En memoria de mi querido Cabecilla, Ángel Heredia Espinoza, fallecido el pasado 3 de octubre. Descanse en Paz.
“La primera globalización (1870-1910) vio el ascenso de Occidente, la segunda (1980-2020) el ascenso de Asia; la primera condujo a un aumento de la desigualdad entre países, la segunda a su declive. Ambas globalizaciones tendieron a aumentar las desigualdades dentro de las naciones” (Branko Milanovic, 2025, ¿Qué viene después de la globalización?, Jacobin, pp. 4 y 5).
Hace algunas semanas, Adam Tooze describió el éxito chino en la globalización como un resultado lógico de practicar la normatividad de Bretton Woods, y no la de la globalización, tanto en la economía doméstica como en la global; el trabajo de Milanovic -citado en el epígrafe- arroja intensa luz sobre este éxito, haciendo una diferencia entre la política nacional y la internacional, bajo la figura leninista de la posición dominante del Estado en la economía, planteada en la Nueva Política Económica (NEP, por sus siglas en inglés, 1921).

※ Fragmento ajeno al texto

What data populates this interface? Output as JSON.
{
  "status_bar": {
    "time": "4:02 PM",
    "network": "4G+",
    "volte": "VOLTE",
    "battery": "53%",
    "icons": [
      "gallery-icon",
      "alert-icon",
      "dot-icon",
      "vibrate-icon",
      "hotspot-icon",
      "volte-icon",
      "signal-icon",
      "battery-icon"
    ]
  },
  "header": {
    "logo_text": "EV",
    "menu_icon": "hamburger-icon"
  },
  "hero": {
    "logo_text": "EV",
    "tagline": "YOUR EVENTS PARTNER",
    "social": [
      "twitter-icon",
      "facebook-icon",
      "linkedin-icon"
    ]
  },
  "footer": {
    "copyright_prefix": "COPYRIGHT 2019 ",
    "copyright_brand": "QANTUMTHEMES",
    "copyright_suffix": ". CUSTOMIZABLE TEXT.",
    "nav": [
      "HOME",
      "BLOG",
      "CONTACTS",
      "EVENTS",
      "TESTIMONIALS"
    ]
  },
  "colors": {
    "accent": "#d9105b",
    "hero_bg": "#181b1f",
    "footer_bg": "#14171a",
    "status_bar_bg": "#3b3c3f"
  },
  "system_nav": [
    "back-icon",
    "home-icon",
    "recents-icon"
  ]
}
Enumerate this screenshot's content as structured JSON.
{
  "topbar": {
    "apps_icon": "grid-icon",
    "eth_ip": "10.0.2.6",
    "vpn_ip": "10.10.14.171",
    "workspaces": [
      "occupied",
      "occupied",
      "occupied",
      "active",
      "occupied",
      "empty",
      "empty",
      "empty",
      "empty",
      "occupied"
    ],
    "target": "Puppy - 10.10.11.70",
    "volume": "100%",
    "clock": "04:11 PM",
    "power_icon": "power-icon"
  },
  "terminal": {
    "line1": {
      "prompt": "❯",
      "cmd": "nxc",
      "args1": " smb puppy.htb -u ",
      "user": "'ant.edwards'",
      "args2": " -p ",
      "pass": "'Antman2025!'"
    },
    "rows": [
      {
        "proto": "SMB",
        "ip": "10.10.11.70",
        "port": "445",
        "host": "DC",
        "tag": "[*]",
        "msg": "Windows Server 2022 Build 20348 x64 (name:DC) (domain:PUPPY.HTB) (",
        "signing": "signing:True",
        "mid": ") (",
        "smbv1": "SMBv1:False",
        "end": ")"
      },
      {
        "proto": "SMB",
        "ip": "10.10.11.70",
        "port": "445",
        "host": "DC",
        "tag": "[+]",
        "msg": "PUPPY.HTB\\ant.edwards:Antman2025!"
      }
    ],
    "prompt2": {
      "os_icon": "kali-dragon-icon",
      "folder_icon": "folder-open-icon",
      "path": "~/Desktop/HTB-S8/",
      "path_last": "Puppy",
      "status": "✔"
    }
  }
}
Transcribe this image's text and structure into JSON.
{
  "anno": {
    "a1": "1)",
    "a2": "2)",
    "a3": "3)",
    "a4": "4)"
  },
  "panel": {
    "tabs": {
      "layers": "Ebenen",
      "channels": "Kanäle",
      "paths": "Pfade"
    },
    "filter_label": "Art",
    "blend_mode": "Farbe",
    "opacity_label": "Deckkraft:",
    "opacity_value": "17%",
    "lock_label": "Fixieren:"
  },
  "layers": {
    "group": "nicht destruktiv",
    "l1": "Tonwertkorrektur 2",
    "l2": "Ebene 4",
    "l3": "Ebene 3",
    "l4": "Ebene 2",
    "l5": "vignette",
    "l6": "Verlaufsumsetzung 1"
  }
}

China combina dos facetas, donde el poder del Estado se mantiene intacto a nivel nacional, mientras aprovecha las ventajas del libre comercio -desplegadas plenamente- a nivel internacional. El panorama occidental, especialmente estadounidense, opera casi exactamente al revés.
Con las dos administraciones trumpianas, el neoliberalismo y su estela de desigualdad creciente es la característica central de la política interna: recortes fiscales, desregulaciones diversas, reducción del Estado privatizando sus funciones, mayor explotación de los recursos naturales (combustibles fósiles incluidos), debilitamiento de opositores y una peculiar apropiación de los dos poderes distintos al Ejecutivo, más la firme intención de añadir a la cesta de la Casa Blanca al Sistema de la Reserva Federal. La política internacional, impulsada por el mismo gobierno, se ha encaminado al neomercantilismo, advertido por Joan Robinson al despuntar los años ochenta del siglo pasado, y recuperado por Milanovic en la actualidad.
La globalización, que es creatura del neoliberalismo, con su apología del libre comercio, la destrucción de barreras arancelarias y no arancelarias, tipos de cambio flexibles y la libre circulación de la cuenta de capital en tecnología, bienes y servicios produjo el doble resultado, no previsto, primero, de establecer una alianza no pactada, tácita, entre el capital occidental y la fuerza de trabajo asiática (los dos beneficiarios indiscutibles de la globalización) y, segundo, de convertir a China "en un rival creíble para la hegemonía estadounidense". Así, se entiende la inapetencia del actual gobierno de los Estados Unidos por la continuación de esa globalización.
En la exaltación del curioso patriotismo, abrazado por Donald Trump, se cocina el crepúsculo de la globalización, mediante el uso o la amenaza arancelarios que, con su sola invocación, conducen a mejor vida al libre comercio. La construcción de políticas industriales ("un nombre elegante para el proteccionismo", en la aguda descripción de John K. Galbraith) y en diversas restricciones, también, a cierto tipo de exportaciones, especialmente hacia China, se completa un cuadro que encaja muy bien con la resurrección del mercantilismo.
Aquella duradera etapa histórico-económica, entre otras cosas, alumbró a los monopolios creados por el Estado, más específicamente, por las coronas, la británica y la de las Siete Provincias (hasta hace poco, Holanda y, hoy, Países Bajos), con sus respectivas "compañías de indias". Los apetitos monárquicos de Trump, en este renacido mercantilismo, encuentran su más adecuado caldo de cultivo. La globalización fallece y el neoliberalismo, aún, goza de cabal salud. Salud.